No such “complex” framing — as the authors utilize — is applied by progressive liberals in relation to the histories of antisemitic pogroms, slavery, Canadian residential schools, or other cases of racial persecution or colonial oppression, and rightly so. But as I stated in my original op-ed, the symptoms of Progressive except for Palestine, remain entrenched in the academy.

In relation to Palestine, posing a moral equivalence between colonized and colonizer - by blaming the “extremist leadership of both sides Israelis and Palestinians”- tends to erase the root cause of the conflict. This root cause is the system of Israeli apartheid built by Zionist dispossession, ethnic cleansing, and occupation of Palestinian land that predates October 7 by more than a century and Hamas by decades.

Historiographies of Palestine written by scholars of all stripes (Palestinians, Arabs, Israeli, non-Israeli Jews, and many others), attest to this long history and persistent presence of Zionist colonization and apartheid from the river to the sea, and by human rights organizations respected in the West like Human Rights Watch and B’Tselem, hardly Hamas organs. 

If university educators are serious about decolonization, they need to teach and engage with these histories.

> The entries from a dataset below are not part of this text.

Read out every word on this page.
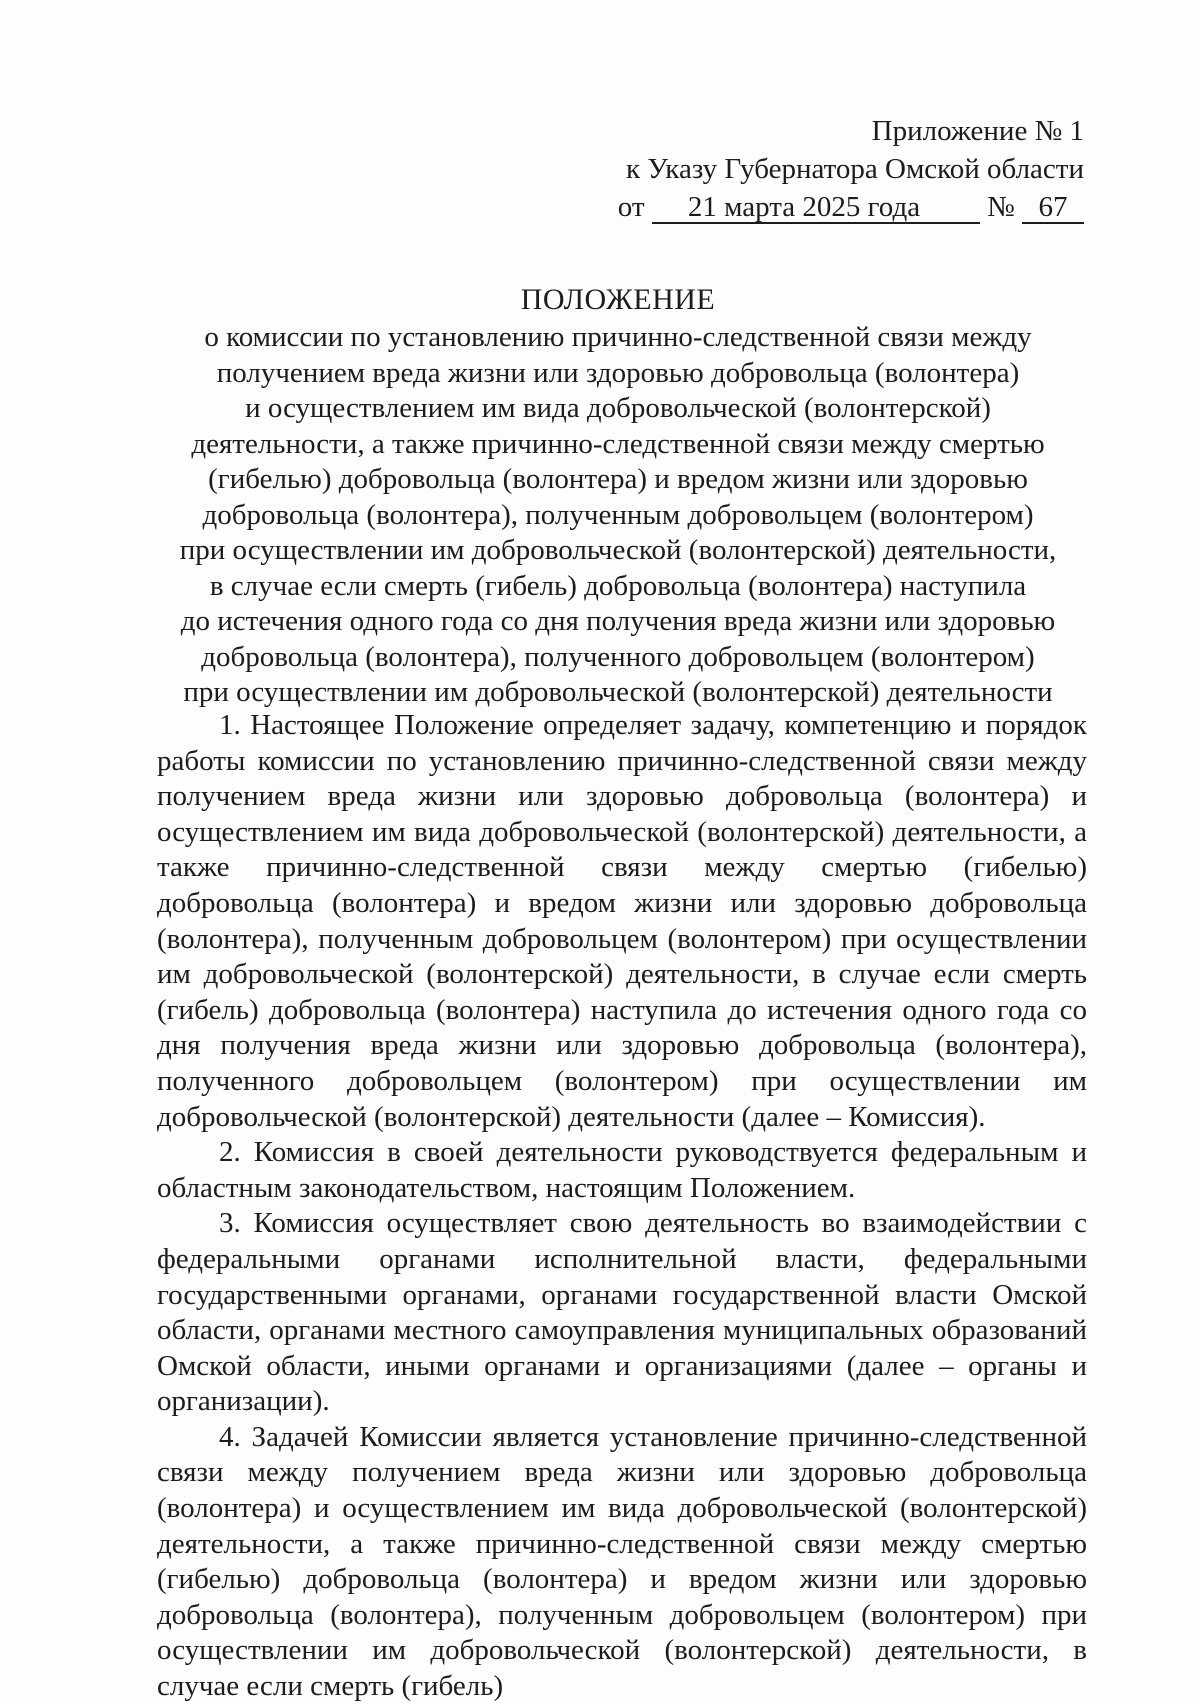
Приложение № 1
к Указу Губернатора Омской области
от 21 марта 2025 года № 67
ПОЛОЖЕНИЕ
о комиссии по установлению причинно-следственной связи между
получением вреда жизни или здоровью добровольца (волонтера)
и осуществлением им вида добровольческой (волонтерской)
деятельности, а также причинно-следственной связи между смертью
(гибелью) добровольца (волонтера) и вредом жизни или здоровью
добровольца (волонтера), полученным добровольцем (волонтером)
при осуществлении им добровольческой (волонтерской) деятельности,
в случае если смерть (гибель) добровольца (волонтера) наступила
до истечения одного года со дня получения вреда жизни или здоровью
добровольца (волонтера), полученного добровольцем (волонтером)
при осуществлении им добровольческой (волонтерской) деятельности

1. Настоящее Положение определяет задачу, компетенцию и порядок работы комиссии по установлению причинно-следственной связи между получением вреда жизни или здоровью добровольца (волонтера) и осуществлением им вида добровольческой (волонтерской) деятельности, а также причинно-следственной связи между смертью (гибелью) добровольца (волонтера) и вредом жизни или здоровью добровольца (волонтера), полученным добровольцем (волонтером) при осуществлении им добровольческой (волонтерской) деятельности, в случае если смерть (гибель) добровольца (волонтера) наступила до истечения одного года со дня получения вреда жизни или здоровью добровольца (волонтера), полученного добровольцем (волонтером) при осуществлении им добровольческой (волонтерской) деятельности (далее – Комиссия).

2. Комиссия в своей деятельности руководствуется федеральным и областным законодательством, настоящим Положением.

3. Комиссия осуществляет свою деятельность во взаимодействии с федеральными органами исполнительной власти, федеральными государственными органами, органами государственной власти Омской области, органами местного самоуправления муниципальных образований Омской области, иными органами и организациями (далее – органы и организации).

4. Задачей Комиссии является установление причинно-следственной связи между получением вреда жизни или здоровью добровольца (волонтера) и осуществлением им вида добровольческой (волонтерской) деятельности, а также причинно-следственной связи между смертью (гибелью) добровольца (волонтера) и вредом жизни или здоровью добровольца (волонтера), полученным добровольцем (волонтером) при осуществлении им добровольческой (волонтерской) деятельности, в случае если смерть (гибель)
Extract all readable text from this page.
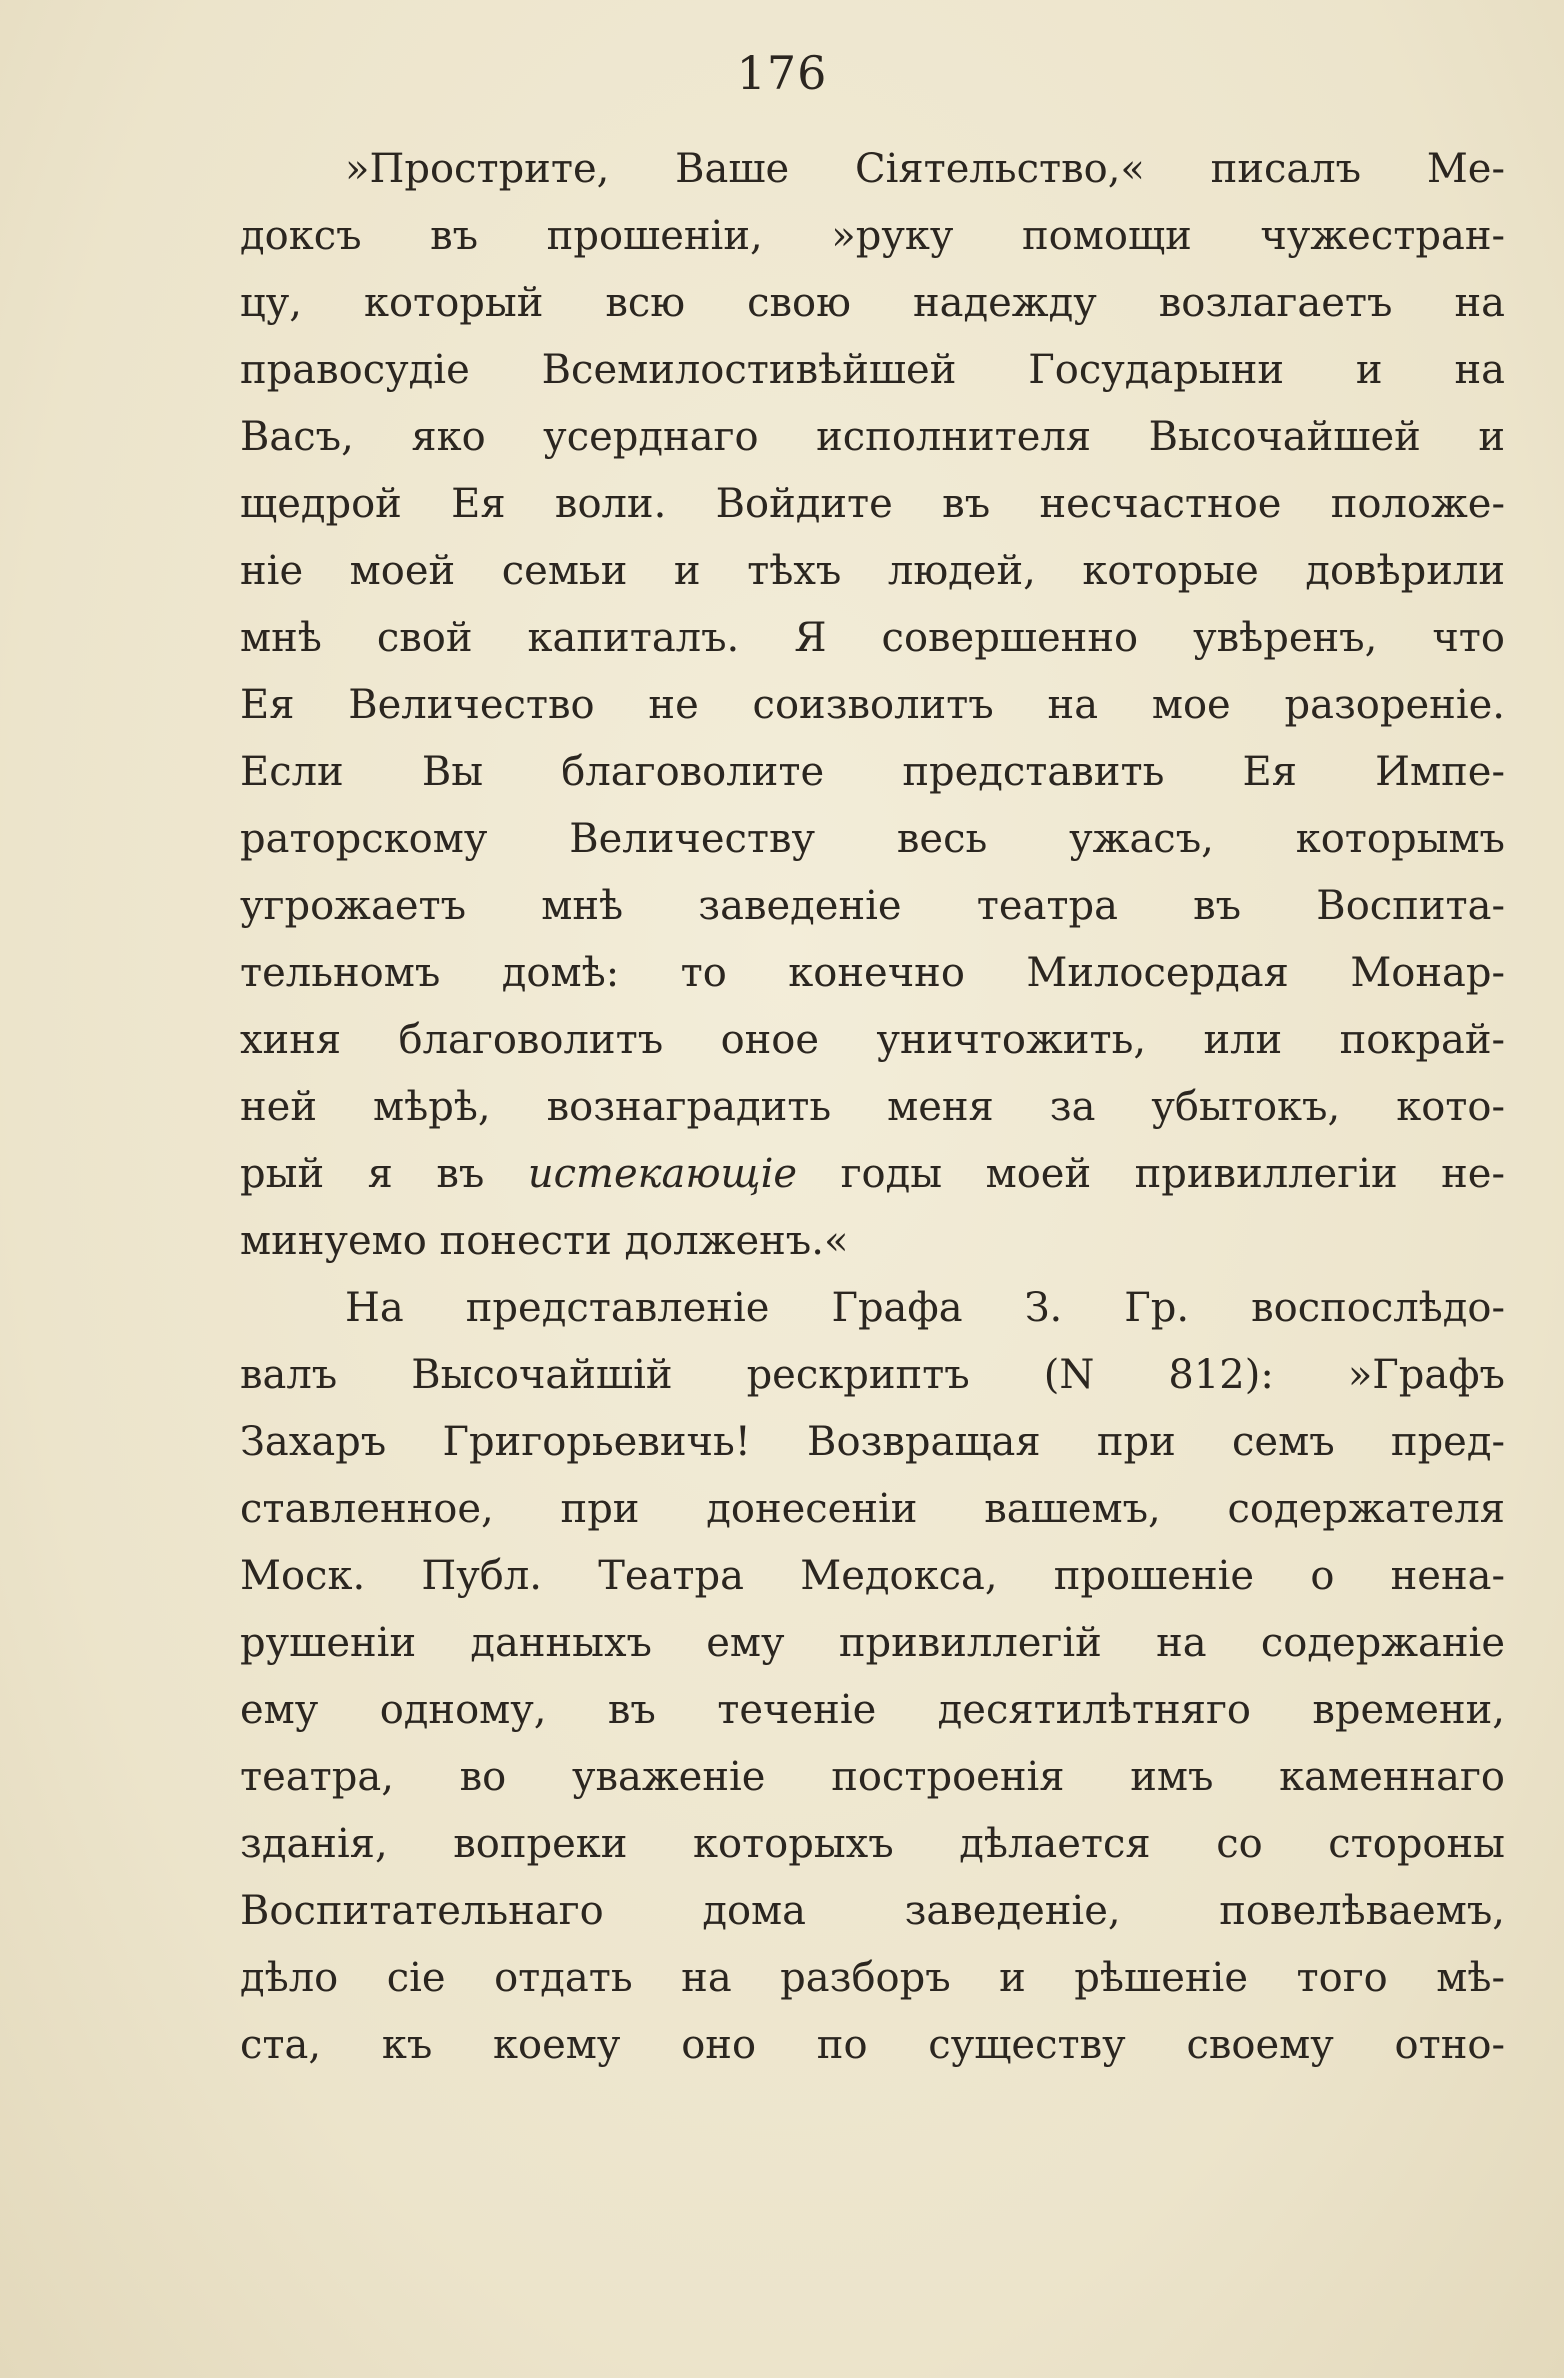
176
»Прострите, Ваше Сіятельство,« писалъ Ме-
доксъ въ прошеніи, »руку помощи чужестран-
цу, который всю свою надежду возлагаетъ на
правосудіе Всемилостивѣйшей Государыни и на
Васъ, яко усерднаго исполнителя Высочайшей и
щедрой Ея воли. Войдите въ несчастное положе-
ніе моей семьи и тѣхъ людей, которые довѣрили
мнѣ свой капиталъ. Я совершенно увѣренъ, что
Ея Величество не соизволитъ на мое разореніе.
Если Вы благоволите представить Ея Импе-
раторскому Величеству весь ужасъ, которымъ
угрожаетъ мнѣ заведеніе театра въ Воспита-
тельномъ домѣ: то конечно Милосердая Монар-
хиня благоволитъ оное уничтожить, или покрай-
ней мѣрѣ, вознаградить меня за убытокъ, кото-
рый я въ истекающіе годы моей привиллегіи не-
минуемо понести долженъ.«
На представленіе Графа З. Гр. воспослѣдо-
валъ Высочайшій рескриптъ (N 812): »Графъ
Захаръ Григорьевичь! Возвращая при семъ пред-
ставленное, при донесеніи вашемъ, содержателя
Моск. Публ. Театра Медокса, прошеніе о нена-
рушеніи данныхъ ему привиллегій на содержаніе
ему одному, въ теченіе десятилѣтняго времени,
театра, во уваженіе построенія имъ каменнаго
зданія, вопреки которыхъ дѣлается со стороны
Воспитательнаго дома заведеніе, повелѣваемъ,
дѣло сіе отдать на разборъ и рѣшеніе того мѣ-
ста, къ коему оно по существу своему отно-
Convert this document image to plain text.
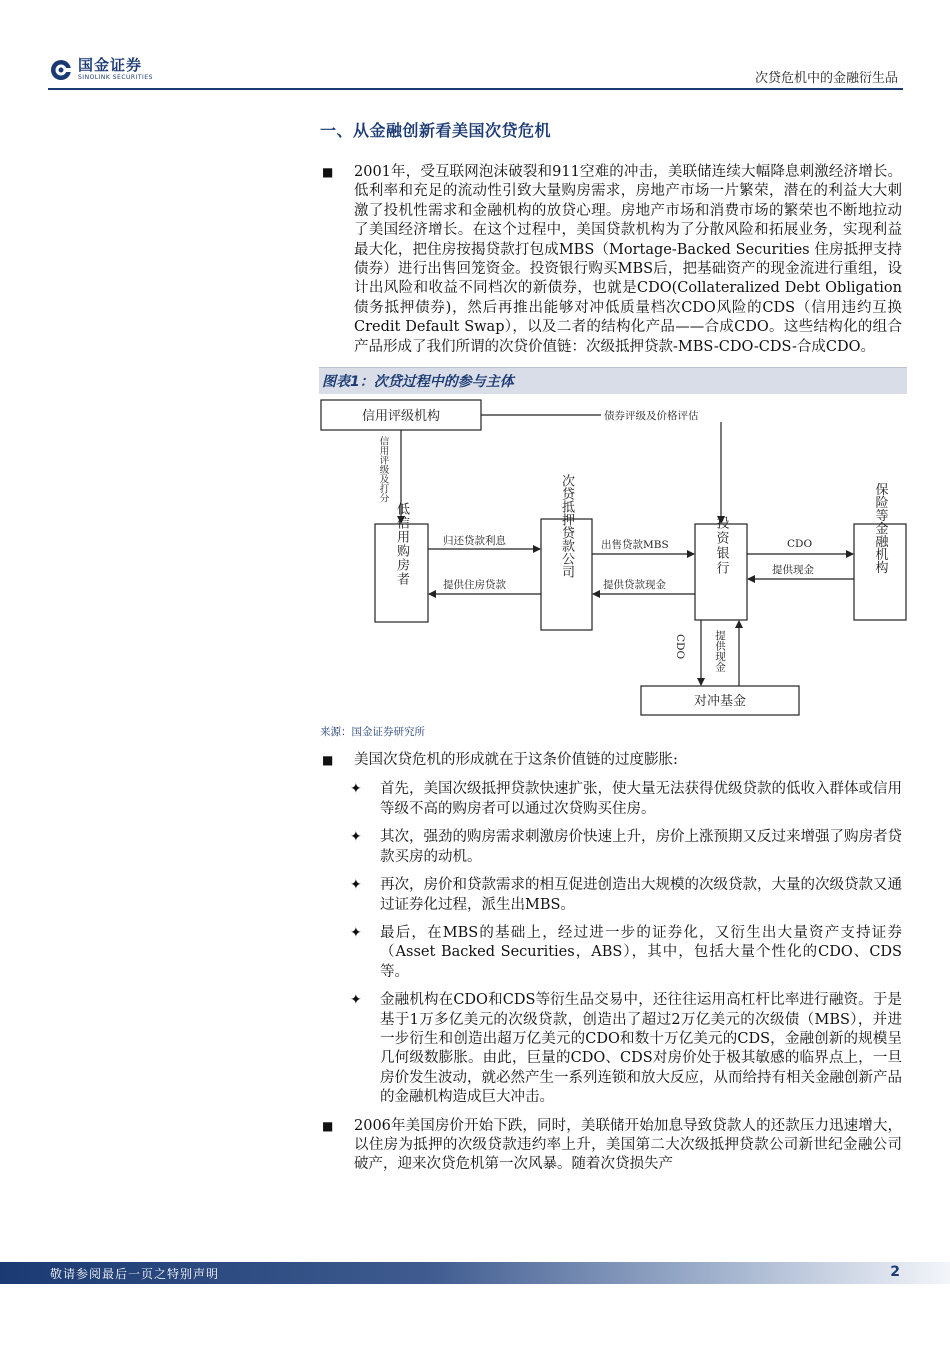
国金证券
SINOLINK SECURITIES	次贷危机中的金融衍生品
一、从金融创新看美国次贷危机
■ 2001年，受互联网泡沫破裂和911空难的冲击，美联储连续大幅降息刺激经济增长。低利率和充足的流动性引致大量购房需求，房地产市场一片繁荣，潜在的利益大大刺激了投机性需求和金融机构的放贷心理。房地产市场和消费市场的繁荣也不断地拉动了美国经济增长。在这个过程中，美国贷款机构为了分散风险和拓展业务，实现利益最大化，把住房按揭贷款打包成MBS（Mortage-Backed Securities 住房抵押支持债券）进行出售回笼资金。投资银行购买MBS后，把基础资产的现金流进行重组，设计出风险和收益不同档次的新债券，也就是CDO(Collateralized Debt Obligation 债务抵押债券)，然后再推出能够对冲低质量档次CDO风险的CDS（信用违约互换 Credit Default Swap），以及二者的结构化产品——合成CDO。这些结构化的组合产品形成了我们所谓的次贷价值链：次级抵押贷款-MBS-CDO-CDS-合成CDO。
图表1：次贷过程中的参与主体
信用评级机构
低信用购房者	次贷抵押贷款公司	投资银行	保险等金融机构
对冲基金
债券评级及价格评估
信用评级及打分
归还贷款利息
提供住房贷款
出售贷款MBS
提供贷款现金
CDO
提供现金
CDO	提供现金
来源：国金证券研究所
■ 美国次贷危机的形成就在于这条价值链的过度膨胀:
✦ 首先，美国次级抵押贷款快速扩张，使大量无法获得优级贷款的低收入群体或信用等级不高的购房者可以通过次贷购买住房。
✦ 其次，强劲的购房需求刺激房价快速上升，房价上涨预期又反过来增强了购房者贷款买房的动机。
✦ 再次，房价和贷款需求的相互促进创造出大规模的次级贷款，大量的次级贷款又通过证券化过程，派生出MBS。
✦ 最后，在MBS的基础上，经过进一步的证券化，又衍生出大量资产支持证券（Asset Backed Securities，ABS），其中，包括大量个性化的CDO、CDS等。
✦ 金融机构在CDO和CDS等衍生品交易中，还往往运用高杠杆比率进行融资。于是基于1万多亿美元的次级贷款，创造出了超过2万亿美元的次级债（MBS），并进一步衍生和创造出超万亿美元的CDO和数十万亿美元的CDS，金融创新的规模呈几何级数膨胀。由此，巨量的CDO、CDS对房价处于极其敏感的临界点上，一旦房价发生波动，就必然产生一系列连锁和放大反应，从而给持有相关金融创新产品的金融机构造成巨大冲击。
■ 2006年美国房价开始下跌，同时，美联储开始加息导致贷款人的还款压力迅速增大，以住房为抵押的次级贷款违约率上升，美国第二大次级抵押贷款公司新世纪金融公司破产，迎来次贷危机第一次风暴。随着次贷损失产
敬请参阅最后一页之特别声明	2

This is in fact what many teach-ins, peaceful student rallies, and other forms of active learning at UBC have sought to do since October 7. Rather than smear these events from the comfort of their offices or remotely, opponents should point to concrete cases of organizers or active participants engaging in hateful speech. The Vancouver Chapter of Independent Jewish Voices has said “it has been [their] experience that the Palestine Solidarity Movement goes out of its way to condemn all instances of such behaviour, including manifestations of antisemitism.” Crying wolf repeatedly will not make a wolf appear.

Above all, decolonization is a moral and political commitment to the peoples resisting oppression beyond abstract debates and arguments. Gaza is still burning under Israeli relentless bombardment of homes, schools, hospitals, roads, and every living creature in between. That is the real conflagration of unspeakable horror that needs to stop, not the “inflammatory” language exposing it and supporting the legendary resistance of the Palestinian people seeking freedom and dignity against all odds.

Dr. Hicham Safieddine is an Associate Professor in the Department of History and the Canada Research Chair in the History of the Modern Middle East.